The brothers James and John weren’t called “sons of thunder” for nothing. When the Samaritans didn’t lay out the red carpet for Jesus and his entourage of disciples, the brothers got pissed big-time and suggested that they call down fire from heaven to destroy that inhospitable lot. But our Lord would have none of that and even chastised the two for it.

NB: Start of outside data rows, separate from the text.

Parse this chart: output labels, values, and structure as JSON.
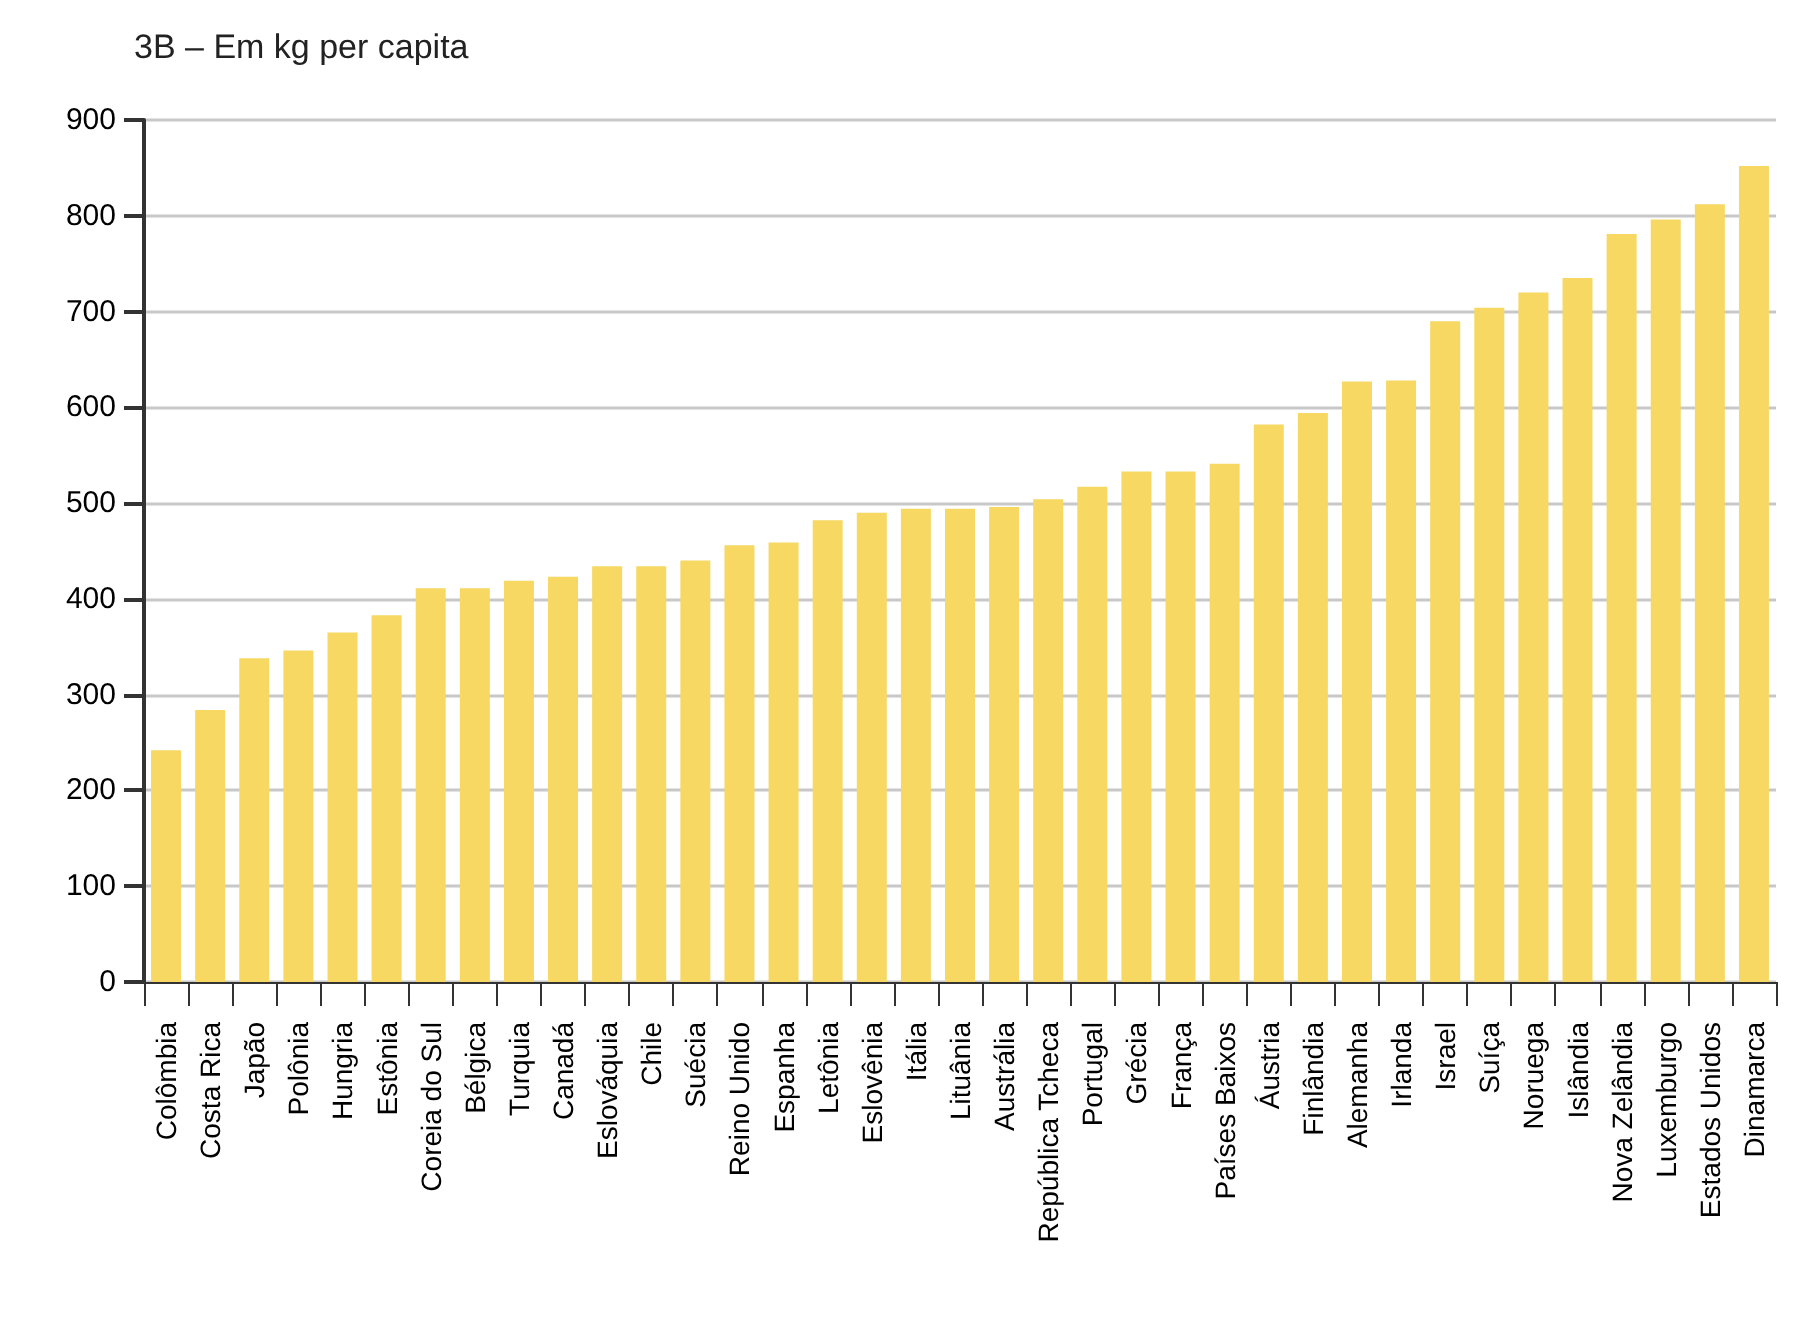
{
  "chart_data": {
    "type": "bar",
    "title": "3B – Em kg per capita",
    "categories": [
      "Colômbia",
      "Costa Rica",
      "Japão",
      "Polônia",
      "Hungria",
      "Estônia",
      "Coreia do Sul",
      "Bélgica",
      "Turquia",
      "Canadá",
      "Eslováquia",
      "Chile",
      "Suécia",
      "Reino Unido",
      "Espanha",
      "Letônia",
      "Eslovênia",
      "Itália",
      "Lituânia",
      "Austrália",
      "República Tcheca",
      "Portugal",
      "Grécia",
      "França",
      "Países Baixos",
      "Áustria",
      "Finlândia",
      "Alemanha",
      "Irlanda",
      "Israel",
      "Suíça",
      "Noruega",
      "Islândia",
      "Nova Zelândia",
      "Luxemburgo",
      "Estados Unidos",
      "Dinamarca"
    ],
    "values": [
      242,
      284,
      338,
      346,
      365,
      383,
      411,
      411,
      419,
      423,
      434,
      434,
      440,
      456,
      459,
      482,
      490,
      494,
      494,
      496,
      504,
      517,
      533,
      533,
      541,
      582,
      594,
      627,
      628,
      690,
      704,
      720,
      735,
      781,
      796,
      812,
      852
    ],
    "color": "#f6d862",
    "ylim": [
      0,
      900
    ],
    "yticks": [
      0,
      100,
      200,
      300,
      400,
      500,
      600,
      700,
      800,
      900
    ],
    "grid": "y"
  }
}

You can’t blame James and John because this business of calling down fire from heaven isn’t something new. Elijah was one Old Testament prophet who had actually called down fire from heaven–though not in order to destroy his enemies, but to show that Yahweh was the one true God (1 Kings 18). On Mount Carmel, he challenged the prophets of Baal to a competition. He ordered that two bulls be cut into pieces, and the meat laid out on wood in separate altars. The prophets of Baal were told to call on their god to light up their unlit sacrifice, but despite an entire day’s praying, wailing, even dancing, no fire fell from heaven. Elijah’s prayer to Yahweh, on the other hand, summoned a rain of fire that burned up not only the sacrifice and the wood, but also the stones and the soil around the altar.

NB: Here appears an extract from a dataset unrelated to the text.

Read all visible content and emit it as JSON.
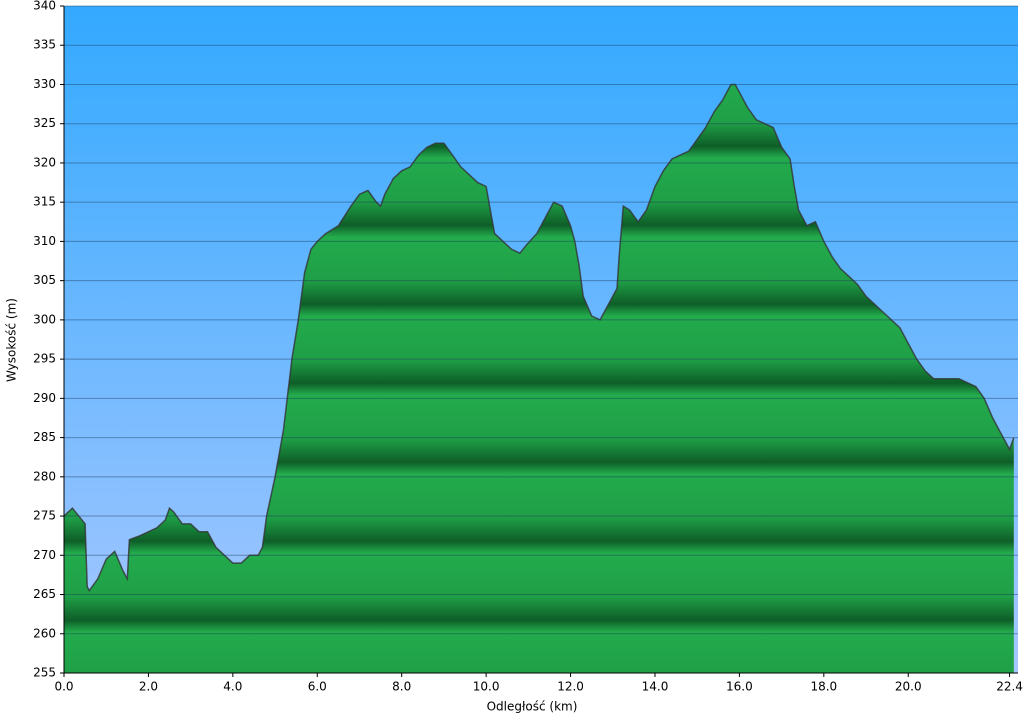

The message from our Lord is loud and clear: Jesus’ way is different from Elijah’s. In fact, he differs from that great Old Testament prophet in yet another way. In Jesus’ book, discipleship is more demanding. If you want to follow him, you need to be almost as “resolutely determined” as he was as he made his way to Jerusalem: No burying your dead first. No bidding your family farewell. And no looking back once you put your hand on the plough.

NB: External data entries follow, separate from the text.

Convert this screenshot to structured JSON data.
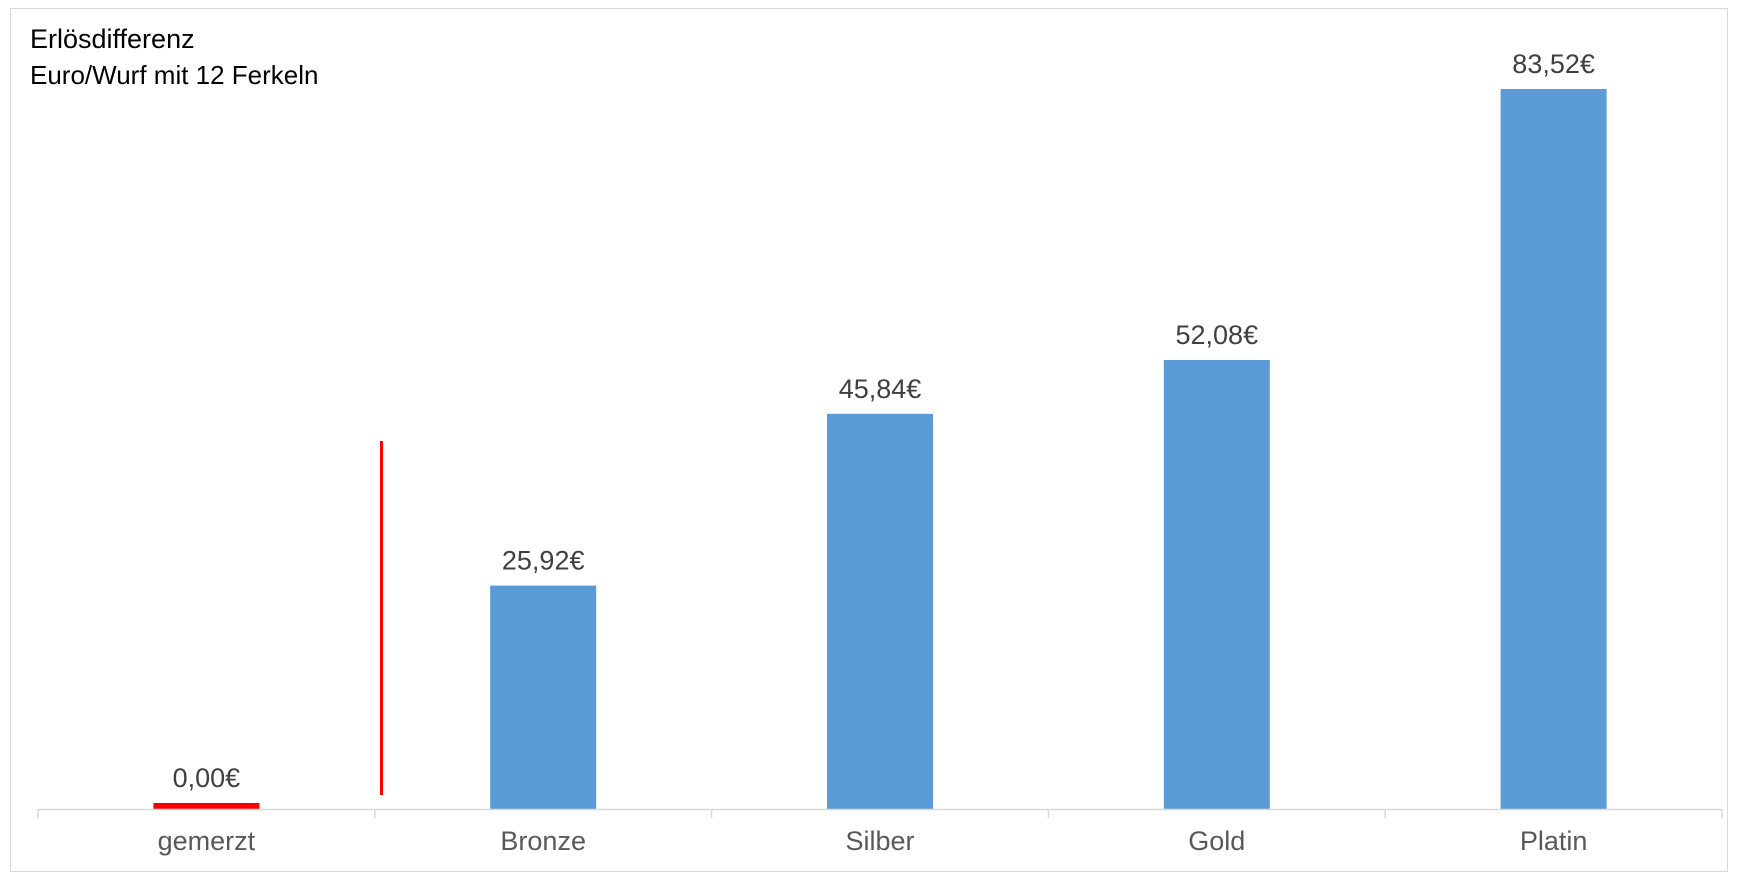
{
  "chart_data": {
    "type": "bar",
    "title": "Erlösdifferenz",
    "subtitle": "Euro/Wurf mit 12 Ferkeln",
    "categories": [
      "gemerzt",
      "Bronze",
      "Silber",
      "Gold",
      "Platin"
    ],
    "values": [
      0.0,
      25.92,
      45.84,
      52.08,
      83.52
    ],
    "data_labels": [
      "0,00€",
      "25,92€",
      "45,84€",
      "52,08€",
      "83,52€"
    ],
    "bar_colors": [
      "#ff0000",
      "#5b9bd5",
      "#5b9bd5",
      "#5b9bd5",
      "#5b9bd5"
    ],
    "ylim": [
      0,
      83.52
    ],
    "grid": false,
    "legend": "none",
    "xlabel": "",
    "ylabel": "",
    "annotations": [
      {
        "type": "vertical-line",
        "color": "#ff0000",
        "between": [
          "gemerzt",
          "Bronze"
        ]
      }
    ]
  }
}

Jesus’ strict demands of discipleship seem new, especially if we again compare him to Elijah. In the First Reading, the prophet actually gave his new disciple Elisha permission to say goodbye to his parents first. Elisha even threw his family a party, but by slaughtering his oxen and using his plough to cook the feast, Elisha was also signifying to his family that he was never returning to his old life.
So what’s going on here? Not only is our Lord much stricter than the Old Testament prophets, but he also seems as demanding of his disciples as he is tolerant and forgiving of those who are not! Is it really the case that for our Lord, there is strictly no detouring from discipleship? If that’s the case, who can be a disciple?
All we need to do is look at our Lord’s disciples to see that while the demands he makes of his followers are high, his tolerance and patience for them are even higher. How many times have the Gospels informed us of how “slow in understanding” the disciples were, even to the point of occasionally exasperating our Lord? Even more importantly, we need not be reminded of how the disciples have all abandoned him at the time when he most needed them around him, their very leader even denying him, not once but three times. But when the Lord appeared to them after that first Easter morning, he came to them without reproach or punishment. Instead he came bearing peace and forgiveness, even promising them the gift of the Holy Spirit that they have done absolutely nothing to deserve.
The Lord Jesus may want us to be faithful, single-minded, and no-nonsense disciples, but he knows all too well that we are not going to be perfect. Should we fall short of the demands of discipleship, should we lapse or fumble, our Lord will be there to encourage us to pick ourselves up and put back our hand to the plough. The only fire he’ll call down from heaven is the Holy Spirit.